Joint par téléphone, il a déclaré avoir été «catastrophé» quand il a «entendu cet appel à l'aide», parce qu'à «la demande d'un ministre, (ses) collaborateurs sont mis en examen avec contrôle judiciaire» et que lui-même est «dans l'attente d'une convocation du juge (Jean-Louis) Bruguière pour être mis en examen». «Je suis dans une situation où je suis paralysé».
Après un entretien avec Jean-Pierre Raffarin, le président du groupe UMP à l'Assemblée, Bernard Accoyer, a indiqué mardi que «le gouvernement et le président de la commission des Affaires étrangères Edouard Balladur ont fait savoir à Didier Julia qu'il n'était pas souhaitable» qu'il agisse dans le cadre de la disparition de Florence Aubenas.
«Cette affaire prend une dimension très grave», a-t-il ajouté, en soulignant qu'il ne s'agissait «pas de la même situation» que pour les ex-otages Christian Chesnot et Georges Malbrunot.

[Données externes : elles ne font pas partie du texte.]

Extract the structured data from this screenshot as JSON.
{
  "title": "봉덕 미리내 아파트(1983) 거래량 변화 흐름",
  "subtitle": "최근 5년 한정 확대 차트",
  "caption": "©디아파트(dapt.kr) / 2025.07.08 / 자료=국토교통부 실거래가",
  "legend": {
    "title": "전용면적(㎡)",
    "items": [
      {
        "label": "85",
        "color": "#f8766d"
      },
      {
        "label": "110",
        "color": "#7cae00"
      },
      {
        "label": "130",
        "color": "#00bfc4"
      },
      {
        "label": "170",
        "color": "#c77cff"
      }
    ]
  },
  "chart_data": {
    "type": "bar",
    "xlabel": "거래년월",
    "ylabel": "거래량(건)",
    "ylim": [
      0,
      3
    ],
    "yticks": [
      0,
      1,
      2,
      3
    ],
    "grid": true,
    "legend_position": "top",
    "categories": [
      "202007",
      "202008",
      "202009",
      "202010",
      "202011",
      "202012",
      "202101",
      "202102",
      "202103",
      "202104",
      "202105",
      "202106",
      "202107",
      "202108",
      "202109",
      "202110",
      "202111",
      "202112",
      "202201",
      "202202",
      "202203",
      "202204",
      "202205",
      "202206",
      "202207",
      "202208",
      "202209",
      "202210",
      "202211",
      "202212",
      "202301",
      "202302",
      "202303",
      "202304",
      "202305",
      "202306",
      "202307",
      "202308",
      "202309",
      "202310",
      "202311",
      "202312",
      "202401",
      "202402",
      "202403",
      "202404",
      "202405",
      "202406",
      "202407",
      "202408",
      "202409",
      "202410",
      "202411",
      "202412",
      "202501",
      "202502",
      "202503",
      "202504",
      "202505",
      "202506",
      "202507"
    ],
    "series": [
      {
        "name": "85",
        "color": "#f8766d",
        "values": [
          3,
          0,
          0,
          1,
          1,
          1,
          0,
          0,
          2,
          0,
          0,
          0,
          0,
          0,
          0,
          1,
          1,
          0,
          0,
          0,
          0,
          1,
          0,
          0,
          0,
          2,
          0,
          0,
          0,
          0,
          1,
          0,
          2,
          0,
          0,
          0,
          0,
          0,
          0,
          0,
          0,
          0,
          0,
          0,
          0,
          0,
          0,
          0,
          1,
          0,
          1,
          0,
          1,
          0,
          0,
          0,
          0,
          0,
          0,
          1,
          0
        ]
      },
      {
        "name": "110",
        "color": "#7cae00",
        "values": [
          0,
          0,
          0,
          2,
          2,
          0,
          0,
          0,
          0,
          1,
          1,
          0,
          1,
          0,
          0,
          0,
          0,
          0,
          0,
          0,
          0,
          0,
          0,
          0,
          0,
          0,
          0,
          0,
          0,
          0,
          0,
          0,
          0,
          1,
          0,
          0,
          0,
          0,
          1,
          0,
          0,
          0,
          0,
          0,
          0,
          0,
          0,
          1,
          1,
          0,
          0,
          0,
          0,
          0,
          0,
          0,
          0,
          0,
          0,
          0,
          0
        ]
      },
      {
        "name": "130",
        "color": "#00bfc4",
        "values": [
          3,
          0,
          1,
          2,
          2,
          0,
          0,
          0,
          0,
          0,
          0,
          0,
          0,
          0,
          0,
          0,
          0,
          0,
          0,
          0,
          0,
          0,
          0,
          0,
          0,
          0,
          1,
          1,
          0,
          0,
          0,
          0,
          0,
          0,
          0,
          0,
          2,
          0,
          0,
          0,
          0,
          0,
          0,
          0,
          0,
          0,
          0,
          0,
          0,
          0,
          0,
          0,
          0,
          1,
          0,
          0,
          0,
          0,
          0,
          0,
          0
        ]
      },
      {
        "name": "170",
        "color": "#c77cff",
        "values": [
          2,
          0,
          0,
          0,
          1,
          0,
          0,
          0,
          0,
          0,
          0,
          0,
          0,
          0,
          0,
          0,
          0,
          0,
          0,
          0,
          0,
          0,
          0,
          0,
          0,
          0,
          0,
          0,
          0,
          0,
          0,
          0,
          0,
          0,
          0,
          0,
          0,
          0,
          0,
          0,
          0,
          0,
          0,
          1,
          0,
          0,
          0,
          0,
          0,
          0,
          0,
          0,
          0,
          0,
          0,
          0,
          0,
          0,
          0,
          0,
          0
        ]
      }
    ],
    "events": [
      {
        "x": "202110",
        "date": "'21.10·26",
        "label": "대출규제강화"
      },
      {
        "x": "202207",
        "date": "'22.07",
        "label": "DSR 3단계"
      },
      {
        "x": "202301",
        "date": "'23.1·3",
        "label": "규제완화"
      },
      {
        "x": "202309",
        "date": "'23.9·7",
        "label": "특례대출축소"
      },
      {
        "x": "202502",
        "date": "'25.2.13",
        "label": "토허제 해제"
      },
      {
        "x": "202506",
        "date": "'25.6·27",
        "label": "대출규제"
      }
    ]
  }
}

Le patron de Libération Serge July s'est de son côté dit «bouleversé» après avoir vu la cassette qui, selon lui, ne fait pas de M. Julia «un interlocuteur légitime». Le responsable de Reporters sans frontières, Robert Ménard, a lui jugé qu'on «ne peut pas imaginer que le nom de Julia ne lui a pas été dicté (à Florence Aubenas) par les ravisseurs».
Le 6 janvier, Libération avait annoncé être sans nouvelles de Florence Aubenas, arrivée en Irak le 16 décembre 2004, ainsi que de son guide.
Depuis, en dépit d'une mobilisation constante en France dans l'opinion, la classe politique et les médias, aucun signe de vie n'avait été donné concernant la journaliste et son guide.
Ce silence étonnant avait alimenté l'hypothèse d'un enlèvement crapuleux, les plus pessimistes se demandant si elle était toujours en vie.